Iran accepted curbs aimed at preventing it from building a nuclear bomb, in return for relief from crippling economic sanctions.
But Washington pulled out of the pact in 2018 and reimposed punitive measures, hollowing out Tehran’s benefits.
European powers said they would “reject any ultimatums,” after Iranian President Hassan Rouhani last week gave them 60 days to ease the impact of sanctions imposed in the oil and banking sector in particular.
They reiterated their commitment to the deal, while urging Iran to refrain from escalatory steps, in a joint statement by Britain, France and Germany- the three European countries behind the 2015 accord- and EU chief diplomat Federica Mogherini.
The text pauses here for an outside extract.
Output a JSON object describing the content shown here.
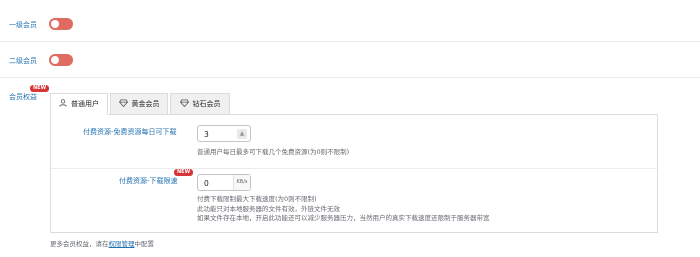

The U.S. announced military reinforcements in the Middle East late last week.
Tehran and Washington made clear at the weekend that neither side would back down to defuse the situation.
EU diplomats acknowledge that their bloc has little room for manoeuvre.
Iranian exports to the bloc plummeted in the first two months of 2019 compared to the same period in 2018, according to EU data.
INSTEX, a tool for companies to do barter trade with Iran while avoiding U.S. sanctions, is struggling to get off the ground, diplomats say on condition of anonymity.
Other items on the agenda include Libya, Venezuela and a meeting with ministers from six former Soviet states, marking 10 years of closer ties.